Возможно, то, что я сделал после молитвы, покажется вам несколько мелодраматичным, но уверяю вас: я человек, далекий от литературы, и ни о чем таком не думал. Я просто встал и сказал: «У меня есть деньги, и, если кому-то из вас требуется помощь, вы можете обратиться ко мне». Я ожидал, что все они бросятся вперед, будут тянуть руки и кричать: «Дай мне! Дай мне!», как сделали бы почти все современные люди, которые, сколько им ни давай, все равно хотят еще. Но эти евреи только удивленно посмотрели на меня и улыбнулись, как если бы услышали шутку. Ко мне обратились только двое. Я достал бумажник и дал столько, сколько они просили. Они выглядели смущенными, робкими и пытались объяснить, зачем им эти деньги. Другие заявили, что им ничего не нужно, но все сходились во мнении, что если кто тут и нуждается в помощи, так это ребе.
Когда же я спросил у него, чем я могу ему помочь, он улыбнулся, приоткрыв почти беззубый рот, и сказал:
— У меня есть все, что мне нужно, слава Богу.
— Вы следите за своим здоровьем?
—Доктора говорят, что мне надо ложиться в больницу, но я не хочу.
Причины этого были вполне понятны: ребе сомневался, что в больнице поддерживается строгий кошер.
Он сказал:
—Я проживу столько, сколько мне предназначено. Не больше.
— Ребе, я могу устроить вам отдельную палату и хороших докторов. Они помогут вам и...
Единственным ответом на это было: «И-и-и», означавшее: Не уверен... Обойдусь и без этого... Это не для меня... и много других выражений религиозного скептицизма по отношению к мирским обещаниям и посулам помощи.
Это «И-и-и» означало также и то, что все эти хлопоты совершенно ни к чему.
Вошла ребецн, женщина одних с ребе лет, в большом чепце, согбенная и морщинистая, как старушки моего детства.
Я сказал, что хочу сделать для ее мужа, и она ответила: «В больнице они начнут с анализов и тестов, и эти тесты окончательно убьют его».
Она знала, о чем говорила. Я уже слышал и от других больных, что некоторые доктора используют своих пациентов вместо морских свинок. Они берут у них кровь, причиняют им страдания. Часто эти тесты приносят больше вреда, чем сама болезнь. Ребецн была второй женой ребе, первая, вместе с детьми, погибла в Европе.
Ребе начал рассказывать мне о тех испытаниях, которые ему пришлось пережить при нацистах. Ему сбрили бороду. Заставляли копать могилы и делать другую тяжелую работу. К тому же его избивали. Он исповедовался каждый день, ожидая смерти, но душа его каким-то чудом продолжала держаться в теле. Я спросил, поддерживает ли он связи с какими-нибудь ортодоксальными еврейскими организациями в Америке, и в ответ вновь услышал уже знакомое: «И-и-и».
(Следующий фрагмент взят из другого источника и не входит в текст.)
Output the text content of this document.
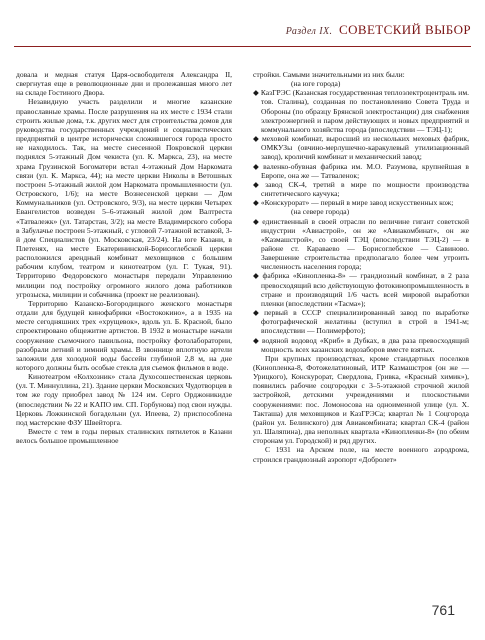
Раздел IX. СОВЕТСКИЙ ВЫБОР

довала и медная статуя Царя-освободителя Александра II, свергнутая еще в революционные дни и пролежавшая много лет на складе Гостиного Двора.

Незавидную участь разделили и многие казанские православные храмы. После разрушения на их месте с 1934 стали строить жилые дома, т.к. других мест для строительства домов для руководства государственных учреждений и социалистических предприятий в центре исторически сложившегося города просто не находилось. Так, на месте снесенной Покровской церкви поднялся 5-этажный Дом чекиста (ул. К. Маркса, 23), на месте храма Грузинской Богоматери встал 4-этажный Дом Наркомата связи (ул. К. Маркса, 44); на месте церкви Николы в Ветошных построен 5-этажный жилой дом Наркомата промышленности (ул. Островского, 1/6); на месте Вознесенской церкви — Дом Коммунальников (ул. Островского, 9/3), на месте церкви Четырех Евангелистов возведен 5–6-этажный жилой дом Валтреста «Татвалежк» (ул. Татарстан, 3/2); на месте Владимирского собора в Забулачье построен 5-этажный, с угловой 7-этажной вставкой, 3-й дом Специалистов (ул. Московская, 23/24). На юге Казани, в Плетенях, на месте Екатерининской-Борисоглебской церкви расположился арендный комбинат меховщиков с большим рабочим клубом, театром и кинотеатром (ул. Г. Тукая, 91). Территорию Федоровского монастыря передали Управлению милиции под постройку огромного жилого дома работников угрозыска, милиции и собачника (проект не реализован).

Территорию Казанско-Богородицкого женского монастыря отдали для будущей кинофабрики «Востококино», а в 1935 на месте сегодняшних трех «хрущевок», вдоль ул. Б. Красной, было спроектировано общежитие артистов. В 1932 в монастыре начали сооружение съемочного павильона, постройку фотолаборатории, разобрали летний и зимний храмы. В звоннице вплотную артели заложили для холодной воды бассейн глубиной 2,8 м, на дне которого должны быть особые стекла для съемок фильмов в воде.

Кинотеатром «Колхозник» стала Духосошественская церковь (ул. Т. Миннуллина, 21). Здание церкви Московских Чудотворцев в том же году приобрел завод № 124 им. Серго Орджоникидзе (впоследствии № 22 и КАПО им. СП. Горбунова) под свои нужды. Церковь Ложкинской богадельни (ул. Ипеева, 2) приспособлена под мастерские ФЗУ Швейторга.

Вместе с тем в годы первых сталинских пятилеток в Казани велось большое промышленное

стройки. Самыми значительными из них были:

(на юге города)

◆ КазГРЭС (Казанская государственная теплоэлектроцентраль им. тов. Сталина), созданная по постановлению Совета Труда и Обороны (по образцу Брянской электростанции) для снабжения электроэнергией и паром действующих и новых предприятий и коммунального хозяйства города (впоследствии — ТЭЦ-1);

◆ меховой комбинат, выросший из нескольких меховых фабрик, ОМКУЗы (овчино-мерлушечно-каракулевый утилизационный завод), кроличий комбинат и механический завод;

◆ валенко-обувная фабрика им. М.О. Разумова, крупнейшая в Европе, она же — Татваленок;

◆ завод СК-4, третий в мире по мощности производства синтетического каучука;

◆ «Конскурорат» — первый в мире завод искусственных кож;

(на севере города)

◆ единственный в своей отрасли по величине гигант советской индустрии «Авиастрой», он же «Авиакомбинат», он же «Казмашстрой», со своей ТЭЦ (впоследствии ТЭЦ-2) — в районе ст. Караваево — Борисоглебское — Савиново. Завершение строительства предполагало более чем утроить численность населения города;

◆ фабрика «Кинопленка-8» — грандиозный комбинат, в 2 раза превосходящий всю действующую фотокинопромышленность в стране и производящий 1/6 часть всей мировой выработки пленки (впоследствии «Тасма»);

◆ первый в СССР специализированный завод по выработке фотографической желатины (вступил в строй в 1941-м; впоследствии — Полимерфото);

◆ водяной водовод «Криб» в Дубках, в два раза превосходящий мощность всех казанских водозаборов вместе взятых.

При крупных производствах, кроме стандартных поселков (Кинопленка-8, Фотожелатиновый, ИТР Казмашстроя (он же — Урицкого), Конскурорат, Свердлова, Гривка, «Красный химик»), появились рабочие соцгородки с 3–5-этажной строчной жилой застройкой, детскими учреждениями и плоскостными сооружениями: пос. Ломоносова на одноименной улице (ул. Х. Такташа) для меховщиков и КазГРЭСа; квартал № 1 Соцгорода (район ул. Белинского) для Авиакомбината; квартал СК-4 (район ул. Шаляпина), два неполных квартала «Кинопленки-8» (по обеим сторонам ул. Городской) и ряд других.

С 1931 на Арском поле, на месте военного аэродрома, строился грандиозный аэропорт «Добролет»

761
Нет, он не был современным ортодоксальным американским раввином, который мог участвовать в конференциях, фотографироваться и выступать на банкетах с призывами жертвовать деньги. Он был старомодным евреем, которому для жизни необходимы были кружка чая, тарелка овсянки, несколько старых книг и миньян. Он не пытался наставлять на путь истинный весь мир или даже сынов Израиля. Он не читал газет и не знал того идиша, который современные ортодоксы переняли у неверующих. Говорил он на том же языке, что и мой дед или ваш дед. Те несколько евреев, что собрались здесь, в этом были похожи на него. Иудаизм был для них чем-то личным — чем-то, что касалось только их и Бога.
Я пообещал ребе, что вечером приду снова. Он кивнул и поблагодарил. Собрать миньян в последнее время стало настоящей проблемой.